Investigation and dismissal

Miller appointed John Hill, the man he later kicked out, to be a deacon in 2012 and to investigate the Board of Trustees, according to Hill. Miller thought that the trustees were misappropriating funds, but Hill's investigation didn't find any evidence of misconduct.

When Hill came back to Miller and said that the books were in order, Miller became irate, according to Hill.

"He used a lot of inappropriate language, called them (the trustees) low-down dirty n-----s," Hill said. "I've never heard a pastor talking that way."

Miller then called the police on Hill during one Sunday school session in September 2012, the police arrived and, after Miller gave them a statement, they gave Hill a notice of criminal trespass.

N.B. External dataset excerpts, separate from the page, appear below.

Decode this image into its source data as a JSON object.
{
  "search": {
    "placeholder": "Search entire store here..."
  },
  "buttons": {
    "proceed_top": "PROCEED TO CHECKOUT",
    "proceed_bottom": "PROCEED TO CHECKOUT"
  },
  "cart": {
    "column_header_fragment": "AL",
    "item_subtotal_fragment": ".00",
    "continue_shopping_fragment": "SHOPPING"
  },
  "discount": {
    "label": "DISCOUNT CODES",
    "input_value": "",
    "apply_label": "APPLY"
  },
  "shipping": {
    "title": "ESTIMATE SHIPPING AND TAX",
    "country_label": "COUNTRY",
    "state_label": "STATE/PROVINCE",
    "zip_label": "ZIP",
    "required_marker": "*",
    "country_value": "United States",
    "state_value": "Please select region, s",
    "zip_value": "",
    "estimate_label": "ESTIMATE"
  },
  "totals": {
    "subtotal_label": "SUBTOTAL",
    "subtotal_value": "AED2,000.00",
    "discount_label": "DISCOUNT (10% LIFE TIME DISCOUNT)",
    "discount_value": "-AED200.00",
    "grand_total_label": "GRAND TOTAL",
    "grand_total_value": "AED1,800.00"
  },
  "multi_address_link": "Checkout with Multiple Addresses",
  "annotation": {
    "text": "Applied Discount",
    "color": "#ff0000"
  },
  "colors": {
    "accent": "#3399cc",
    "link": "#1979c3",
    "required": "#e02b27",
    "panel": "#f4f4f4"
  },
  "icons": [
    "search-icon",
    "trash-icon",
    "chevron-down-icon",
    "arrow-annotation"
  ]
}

Hill told his story to local attorney Gary Hodges, who hasn't taken any legal action against Miller but did write him a letter saying that Miller's behavior is "totally unacceptable and shocking and embarrassing to you and the church."

Then at a Nov. 18, 2012, meeting, Hill made the motion that led to Miller declaring either Hill or Miller had to leave. Enough people voted for Miller to be kicked out but only because most didn't vote.

At that same meeting, Miller got approval from the congregation to restructure the church's leadership, eventually leading to Simms' dismissal as trustee and Johnson's removal from the board.

Members kept asking questions, including Simms, one of the former trustee members that Miller wanted Hill to find guilty of malfeasance.

"He doesn't like anyone to question him, and he gets very upset when you do that. And he is constantly telling us that he is the pastor and he has the final say," Simms said.

"When I tried to talk to him and tried to reason with him, he told me he didn't have to compromise because he was the pastor and God had called him to preach. I told him that I don't follow a man, I follow God," she said.

Pushing back

Miller, who lives in Nashville, is still running the church and refuses to give the general congregation his phone number or address, according to Johnson.

The church members who don't support Miller aren't sure what to do.

"All the deacons seemingly are just blinded by whatever he says," Kendall said. "Whatever he says, they just go along with it. They don't question anything, they just do whatever he says, and we have no recourse. If you do, you are ostracized."

Kendall compared Miller's administration to a cult.

"I've never been into any situation where you couldn't discuss anything or where you weren't given some kind of consideration for discussion or give and take," Kendall said.

Simms said she is re-evaluating her membership with the church and has many members asking her to stay. But she says she wonders why more people don't speak up.

"People seem to be so afraid of him that they won't even speak up," Simms said. "If he could just get rid of those of us that have been longtime members, he would throw every one of us out of there."

For now, Hill still stands outside on Sundays protesting his dismissal and asking to just have a chance to go back to church.

"I plan to go back to my church. That's the only the church I know," Hill said. "I'm not going to let him run me away from my church – I haven't done anything."